No tenía derecho a nada. Una parte de mí lo tenía muy en claro. Era la mujer de mi hijo, se iba a casar con él. Y, encima, las dos últimas veces prácticamente la había violado. Pero ahora no estaba dominado por esa parte más racional de mi ser. Ahora estaba enloquecido.
Pensé y pensé. Volví a mi cuarto. Pero, en la cama, seguía con el corazón acelerado, sintiendo un desasosiego que hacía mucho no había sentido.
Después de un rato, no me pude contener, y le envié un mensaje. “¿Con quién estás, pendeja puta? Ni sueñes que voy a dejar que mi hijo se case con alguien como vos?”.
Pensé que no me iba a contestar, pero su respuesta llegó rápido: “¿Y qué le vas a decir? ¿Qué hace años te cogés a su novia?”

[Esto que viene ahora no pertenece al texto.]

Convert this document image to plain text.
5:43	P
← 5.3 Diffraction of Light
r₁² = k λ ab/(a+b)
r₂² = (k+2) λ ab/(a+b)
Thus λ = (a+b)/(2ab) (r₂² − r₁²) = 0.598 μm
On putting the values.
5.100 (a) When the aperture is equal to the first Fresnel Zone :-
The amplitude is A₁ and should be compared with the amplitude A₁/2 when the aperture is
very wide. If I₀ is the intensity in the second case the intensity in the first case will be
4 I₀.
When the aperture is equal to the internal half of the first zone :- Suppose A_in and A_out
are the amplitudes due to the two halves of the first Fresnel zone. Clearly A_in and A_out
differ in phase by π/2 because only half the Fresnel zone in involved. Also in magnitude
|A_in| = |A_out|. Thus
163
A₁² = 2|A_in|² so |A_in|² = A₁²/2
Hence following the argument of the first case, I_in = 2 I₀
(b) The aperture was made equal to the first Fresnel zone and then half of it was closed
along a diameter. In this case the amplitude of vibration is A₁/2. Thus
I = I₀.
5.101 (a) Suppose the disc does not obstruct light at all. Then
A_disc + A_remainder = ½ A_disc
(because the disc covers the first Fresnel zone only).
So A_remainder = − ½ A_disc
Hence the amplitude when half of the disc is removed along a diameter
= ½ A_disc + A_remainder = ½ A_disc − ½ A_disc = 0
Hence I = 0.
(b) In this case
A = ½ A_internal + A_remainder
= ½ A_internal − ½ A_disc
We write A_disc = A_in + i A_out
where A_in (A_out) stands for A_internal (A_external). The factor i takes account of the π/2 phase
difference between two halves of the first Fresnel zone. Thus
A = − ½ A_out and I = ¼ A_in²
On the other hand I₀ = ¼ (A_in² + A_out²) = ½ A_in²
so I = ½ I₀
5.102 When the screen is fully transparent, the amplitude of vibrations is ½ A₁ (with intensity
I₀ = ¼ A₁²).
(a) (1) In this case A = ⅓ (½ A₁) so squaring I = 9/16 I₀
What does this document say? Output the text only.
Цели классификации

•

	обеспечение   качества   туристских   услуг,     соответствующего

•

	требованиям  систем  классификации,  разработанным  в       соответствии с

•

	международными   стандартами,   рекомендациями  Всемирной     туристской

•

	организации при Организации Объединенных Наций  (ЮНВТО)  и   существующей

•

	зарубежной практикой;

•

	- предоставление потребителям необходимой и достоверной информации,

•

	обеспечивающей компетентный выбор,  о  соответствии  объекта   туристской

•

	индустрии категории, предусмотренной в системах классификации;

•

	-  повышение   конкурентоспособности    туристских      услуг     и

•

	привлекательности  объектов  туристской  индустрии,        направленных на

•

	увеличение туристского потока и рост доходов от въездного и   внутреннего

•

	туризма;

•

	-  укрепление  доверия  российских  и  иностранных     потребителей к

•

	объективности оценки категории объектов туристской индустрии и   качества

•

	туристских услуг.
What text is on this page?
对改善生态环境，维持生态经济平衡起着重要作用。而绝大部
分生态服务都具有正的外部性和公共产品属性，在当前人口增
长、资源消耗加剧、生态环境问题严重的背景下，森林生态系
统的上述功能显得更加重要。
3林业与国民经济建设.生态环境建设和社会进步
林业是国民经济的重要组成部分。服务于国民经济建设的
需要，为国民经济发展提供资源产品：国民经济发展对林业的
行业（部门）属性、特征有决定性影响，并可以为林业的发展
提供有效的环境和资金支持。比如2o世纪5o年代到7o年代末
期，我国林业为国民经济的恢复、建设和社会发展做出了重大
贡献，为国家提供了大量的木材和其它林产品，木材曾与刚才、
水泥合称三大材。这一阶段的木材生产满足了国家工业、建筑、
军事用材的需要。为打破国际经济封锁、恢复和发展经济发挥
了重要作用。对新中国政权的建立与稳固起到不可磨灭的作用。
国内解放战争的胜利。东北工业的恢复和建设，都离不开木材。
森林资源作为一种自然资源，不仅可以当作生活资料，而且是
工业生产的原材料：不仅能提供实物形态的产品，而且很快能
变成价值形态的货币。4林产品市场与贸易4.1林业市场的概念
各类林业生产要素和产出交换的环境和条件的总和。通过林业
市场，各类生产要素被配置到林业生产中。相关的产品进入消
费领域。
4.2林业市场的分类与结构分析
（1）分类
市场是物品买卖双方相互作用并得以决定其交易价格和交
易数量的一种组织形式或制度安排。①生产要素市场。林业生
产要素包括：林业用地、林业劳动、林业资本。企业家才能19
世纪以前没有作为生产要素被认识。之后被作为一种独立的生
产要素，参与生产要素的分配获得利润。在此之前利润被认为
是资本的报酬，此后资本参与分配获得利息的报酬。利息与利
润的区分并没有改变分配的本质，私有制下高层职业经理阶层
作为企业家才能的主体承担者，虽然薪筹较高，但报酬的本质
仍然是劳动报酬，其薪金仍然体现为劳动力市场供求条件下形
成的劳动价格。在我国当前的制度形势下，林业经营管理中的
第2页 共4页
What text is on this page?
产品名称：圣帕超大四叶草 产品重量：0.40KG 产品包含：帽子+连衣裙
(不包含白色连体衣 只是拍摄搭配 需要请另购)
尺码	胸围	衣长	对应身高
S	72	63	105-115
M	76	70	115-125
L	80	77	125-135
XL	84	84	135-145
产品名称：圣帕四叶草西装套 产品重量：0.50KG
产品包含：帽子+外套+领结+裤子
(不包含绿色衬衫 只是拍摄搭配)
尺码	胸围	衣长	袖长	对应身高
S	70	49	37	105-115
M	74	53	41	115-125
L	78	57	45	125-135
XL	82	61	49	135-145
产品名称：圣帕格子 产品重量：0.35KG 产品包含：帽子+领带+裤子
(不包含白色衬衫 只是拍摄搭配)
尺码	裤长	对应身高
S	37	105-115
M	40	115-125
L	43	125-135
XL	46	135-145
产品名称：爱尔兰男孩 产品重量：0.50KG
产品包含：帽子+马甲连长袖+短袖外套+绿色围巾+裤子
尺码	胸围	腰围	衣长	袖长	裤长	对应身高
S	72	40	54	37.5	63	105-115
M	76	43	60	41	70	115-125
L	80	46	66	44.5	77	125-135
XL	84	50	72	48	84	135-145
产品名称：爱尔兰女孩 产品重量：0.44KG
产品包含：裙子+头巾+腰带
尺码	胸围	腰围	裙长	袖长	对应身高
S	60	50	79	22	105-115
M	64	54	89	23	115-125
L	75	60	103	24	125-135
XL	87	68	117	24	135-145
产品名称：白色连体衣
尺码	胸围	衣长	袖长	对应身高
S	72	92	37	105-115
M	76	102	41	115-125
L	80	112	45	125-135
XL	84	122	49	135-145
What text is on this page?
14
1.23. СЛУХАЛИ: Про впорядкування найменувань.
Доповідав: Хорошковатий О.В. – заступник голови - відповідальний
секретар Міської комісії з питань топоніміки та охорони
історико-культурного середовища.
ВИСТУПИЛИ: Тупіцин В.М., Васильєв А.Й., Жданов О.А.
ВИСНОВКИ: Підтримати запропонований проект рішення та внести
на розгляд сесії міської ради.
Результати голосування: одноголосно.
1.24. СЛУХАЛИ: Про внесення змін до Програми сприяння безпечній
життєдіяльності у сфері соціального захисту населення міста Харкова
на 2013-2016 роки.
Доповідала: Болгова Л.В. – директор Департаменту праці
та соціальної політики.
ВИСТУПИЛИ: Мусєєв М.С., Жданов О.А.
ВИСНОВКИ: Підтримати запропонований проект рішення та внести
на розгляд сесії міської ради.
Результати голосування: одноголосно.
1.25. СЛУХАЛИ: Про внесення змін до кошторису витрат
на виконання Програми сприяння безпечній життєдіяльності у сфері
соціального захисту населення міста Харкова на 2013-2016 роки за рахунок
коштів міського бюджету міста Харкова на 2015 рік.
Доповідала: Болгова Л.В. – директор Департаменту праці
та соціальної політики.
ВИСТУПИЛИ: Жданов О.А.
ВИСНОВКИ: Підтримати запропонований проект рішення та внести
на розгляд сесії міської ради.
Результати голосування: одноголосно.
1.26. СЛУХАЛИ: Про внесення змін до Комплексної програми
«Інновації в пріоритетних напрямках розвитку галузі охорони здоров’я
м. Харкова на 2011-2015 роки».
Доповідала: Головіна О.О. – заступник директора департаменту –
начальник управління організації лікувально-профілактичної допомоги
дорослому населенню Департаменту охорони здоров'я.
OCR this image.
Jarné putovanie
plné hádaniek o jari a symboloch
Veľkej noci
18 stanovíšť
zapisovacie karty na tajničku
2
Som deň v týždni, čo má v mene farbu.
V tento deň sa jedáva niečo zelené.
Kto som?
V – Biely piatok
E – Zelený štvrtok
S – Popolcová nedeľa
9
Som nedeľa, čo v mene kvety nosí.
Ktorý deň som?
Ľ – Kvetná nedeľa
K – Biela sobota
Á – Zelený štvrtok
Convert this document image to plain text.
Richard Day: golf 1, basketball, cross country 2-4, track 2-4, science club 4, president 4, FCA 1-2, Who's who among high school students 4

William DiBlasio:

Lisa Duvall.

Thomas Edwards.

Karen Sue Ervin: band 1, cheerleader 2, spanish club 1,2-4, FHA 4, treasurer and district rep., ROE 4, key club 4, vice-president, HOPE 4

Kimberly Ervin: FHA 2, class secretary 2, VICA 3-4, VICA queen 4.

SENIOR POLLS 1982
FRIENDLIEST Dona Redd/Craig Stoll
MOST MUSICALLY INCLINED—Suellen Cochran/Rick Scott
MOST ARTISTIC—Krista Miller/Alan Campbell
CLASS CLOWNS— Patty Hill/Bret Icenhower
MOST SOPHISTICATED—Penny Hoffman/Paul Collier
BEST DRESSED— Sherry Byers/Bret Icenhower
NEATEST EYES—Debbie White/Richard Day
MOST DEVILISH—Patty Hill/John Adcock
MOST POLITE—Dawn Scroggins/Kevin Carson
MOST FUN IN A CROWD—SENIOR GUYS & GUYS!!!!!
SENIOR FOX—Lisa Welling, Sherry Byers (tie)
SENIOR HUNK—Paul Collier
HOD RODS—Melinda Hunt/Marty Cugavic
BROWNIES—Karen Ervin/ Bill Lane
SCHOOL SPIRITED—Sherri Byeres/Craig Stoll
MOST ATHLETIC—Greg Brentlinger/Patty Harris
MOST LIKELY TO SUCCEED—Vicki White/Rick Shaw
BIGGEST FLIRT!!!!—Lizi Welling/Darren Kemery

Su caradurez hizo que me hirviera la sangre. “Tobi no se merece al padre que tiene, pero tampoco a la novia puta que tiene”, le respondí.
Michelle escribió apenas le llegó mi mensaje: “Quizás no. Quizás no me case con él. Pero vos no tenés derecho a nada. Ni nunca lo vas a tener”.
“¿Con quién estuviste?”, le pregunté después. “A quién te cogiste”.
Esta vez ella tardó un poco más, a pesar de que la respuesta no fue muy extensa: “Con nadie. Era un audio de una vez que estuve con Tobi. Solo te lo mandé para molestarte, por lo que me hiciste ayer”.
“Mentirosa”, le puse.
Sin embargo, su respuesta me produjo un absurdo alivio. ¿Sería posible que estuviera diciendo la verdad? El hecho de que me hubiese enviado el audio no significaba que fuera reciente. Y nada me aseguraba que no fuera el propio Tobi el que se la estaba cogiendo cuando lo grabó.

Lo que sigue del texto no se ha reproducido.